A new report by the Health Protection Agency and Department of Health has outlined the possible health effects of climate change on UK citizens, including a small chance that malaria could return to the country’s shores in the next 50-100 years.

There is no doubt that the changing climate will have some effect on the health of the population, and the degree of this potential impact was first explored in a 2002 report by the DH, which has now been updated by a panel of experts to take into account the latest information and estimates on how our climate will change.

The report assesses the possible health consequences if efforts are not made to prevent significant climate change in this century, and it is hoped that the predictions will be used by the government and National Health Service to prepare for any increased burden on resources.

“Climate change is likely to be one of the major challenges that humanity faces this century,” remarked Expert Panel Chairman Professor Robert Maynard.

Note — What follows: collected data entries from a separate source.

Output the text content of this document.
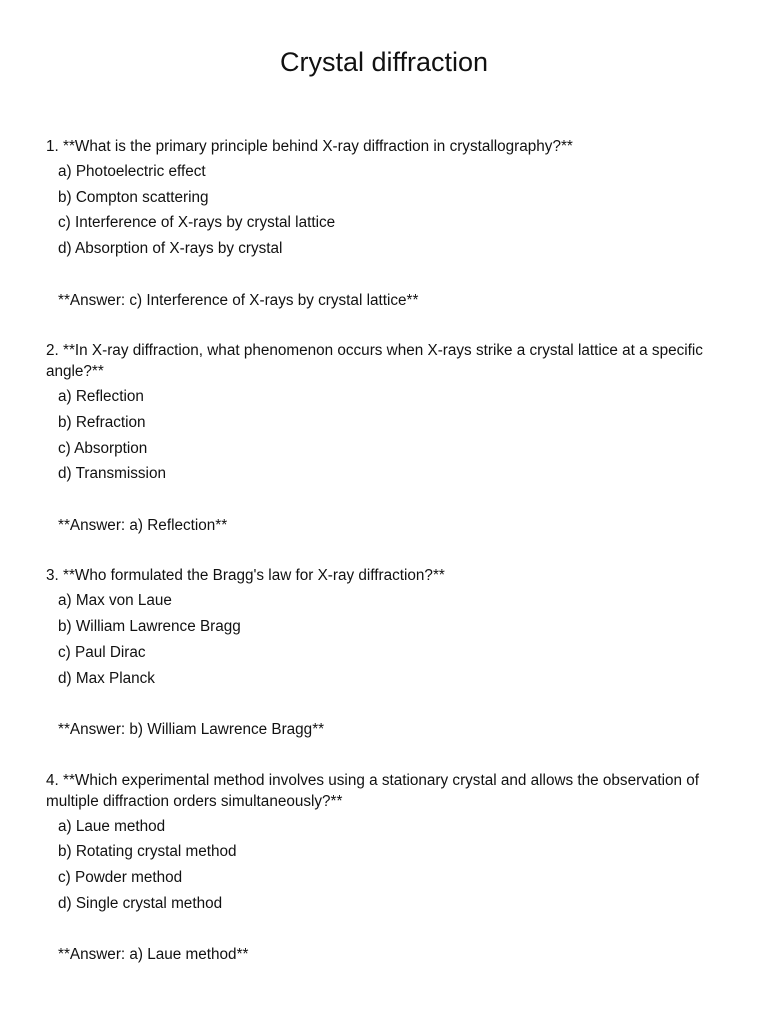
Crystal diffraction

1. **What is the primary principle behind X-ray diffraction in crystallography?**

a) Photoelectric effect

b) Compton scattering

c) Interference of X-rays by crystal lattice

d) Absorption of X-rays by crystal

**Answer: c) Interference of X-rays by crystal lattice**

2. **In X-ray diffraction, what phenomenon occurs when X-rays strike a crystal lattice at a specific angle?**

a) Reflection

b) Refraction

c) Absorption

d) Transmission

**Answer: a) Reflection**

3. **Who formulated the Bragg's law for X-ray diffraction?**

a) Max von Laue

b) William Lawrence Bragg

c) Paul Dirac

d) Max Planck

**Answer: b) William Lawrence Bragg**

4. **Which experimental method involves using a stationary crystal and allows the observation of multiple diffraction orders simultaneously?**

a) Laue method

b) Rotating crystal method

c) Powder method

d) Single crystal method

**Answer: a) Laue method**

He stressed the importance of assessing the possible health impact and taking any actions that could minimise the consequences, and hailed the publication of this report as “a significant step in that process”.

One effect of climate change already clearly visible is a greater number of heat waves taking place in the UK, which, the report says, “pose an increasing risk to health”. Back in 2003, a killer heatwave swept across Europe contributing to more than 14,000 premature deaths in France alone, and experts predict that, by 2012, there will be a 1 in 40 chance that the South East of England will be hit with a “serious” heat wave causing 3,000 instant deaths.

There is also a “very slight” chance that malaria could return to the South of England sometime in the next 50-100 years, the report claims, although it adds that outbreaks are likely to be rare, affecting just a small number of people. Nevertheless, it stresses that health authorities must remain alert to potential bigger outbreaks on the continent and the migration of more dangerous European strains of mosquitoes in Britain, and that a rapid response to any outbreak will substantially cut down the risk of an endemic in the country.

In addition, there is likely to be a greater incidence of tick-borne diseases such as Lyme disease as people spend more time outside in the warmer weather, and hotter summers are likely boost the number of foodborne diseases such as salmonella; in fact the report predicts that there will be up to 14.5% more cases of food poisoning a year.

Increased exposure to sunlight will also lead to a growing number of skin cancer, which already kills 2,300 people in the UK each year, according to Cancer Research UK, and another potential effect of more sun could be rise in the incidence of cataracts, a major cause of blindness, the report warns.

How can we prepare?
So how can we prepare itself for this potentially growing burden on health resources? According to the report, the health and social care infrastructure must be made “more resilient” to the effects of heat, gales and floods, and the development of local heat wave, flood and gale plans are also key. Moreover, it is essential that the public is made aware of how to adapt to these climate changes and thereby reduce the risk of harm, it says.

But in parallel to preparing for the health consequences of climate change, it is equally important that work is undertaken to battle the primary causes, such as slashing carbon emissions. Action on this is already being undertaken by the government and the NHS under the Climate Change Bill, which has set the goal of a 60% cut in carbon dioxide emissions by 2050.

“There is already excellent work happening on the ground; the NHS is working hard to reduce its carbon footprint and engaging with organisations such as the Sustainable Development Commission to do so,” commented Gill Morgan, Chief Executive of the NHS Confederation.

“Climate change will have profound implications for the NHS and we continue to urge the government to take up the NHS Confederation's recommendation to include a health expert in the Committee on Climate Change,” she added, and stressed that the NHS “is well placed to be at the heart of positive change.”